Following a deadly shooting in the early morning hours of May 10 that police say stemmed from an argument that began at Papi’s on Nova Road - and a News-Journal story the following week on law-enforcement issues with bottle clubs - Sheriff Ben Johnson has put the hammer down. As of last Saturday, licensed bottle clubs may no longer serve alcohol or permit the consumption of alcohol past 2 a.m., the same as regular bars, and violators will be subject to criminal penalties.

According to the VCSO, the sheriff is relying on an interpretation of Florida law from the county’s legal department, which concluded that since bottle clubs are required to obtain a license to operate from the state, they are then subject to the county ordinance that prohibits the sale or consumption of alcohol at business establishments between 2 a.m. and 7 a.m.

Papi’s and its next-door neighbor Daytona’s Last Call reside in an island of unincorporated Volusia County amid a sea of Holly Hill and Daytona Beach - a crazy quilt of zoning that makes gerrymandered legislative districts look linear.
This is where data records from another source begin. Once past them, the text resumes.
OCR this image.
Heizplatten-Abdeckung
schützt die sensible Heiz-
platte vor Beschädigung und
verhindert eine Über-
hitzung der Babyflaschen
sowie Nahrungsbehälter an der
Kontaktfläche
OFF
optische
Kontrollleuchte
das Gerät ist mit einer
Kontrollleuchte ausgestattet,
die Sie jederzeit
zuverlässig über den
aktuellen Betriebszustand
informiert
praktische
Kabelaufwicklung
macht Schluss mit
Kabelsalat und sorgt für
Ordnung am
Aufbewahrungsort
The surrounding cities prohibit bottle clubs; the county doesn’t. The Sheriff’s Office is responsible for responding to calls for service (although Daytona Beach and Holly Hill also have responded to the clubs in emergencies).

And there have been many in recent years.

As The News-Journal’s Lyda Longa reported, in the last two years, sheriff’s deputies have responded to Papi’s 184 times for various reasons, and received 141 calls at Last Call. Daytona Beach Police Chief Mike Chitwood said the Mother’s Day homicide occurred just after 4 a.m. on the Oakridge Avenue bridge, and was preceded by a shoving match between the victim and the suspect behind Papi’s. In 2013, a man was shot to death in the Papi’s parking lot. That same year, police say a club patron was shot in the face in that same parking lot by another club goer.

There are numerous other examples of shots being fired, fights and other public disturbances, lending credence to the adage that nothing good ever happens after 2 a.m. - especially at establishments like Papi’s, whose first rule (of 17) is: “Enter at your own risk.”

The club owners plead innocence, arguing that all of these conflicts occur outside their establishments and are therefore beyond their control. But it’s clear that the clubs draw a certain kind of crowd that endangers public safety in the immediate area. Treating them as the de facto bars that they are - gathering places for people who drink - and thus limiting their hours of operation can reduce the potential for mischief.

It’s good that the sheriff has taken action against the source of the problems, but there was sufficient reason to do so long before the recent homicide and News-Journal story.

If only eliminating those enclaves of unincorporated county were as simple.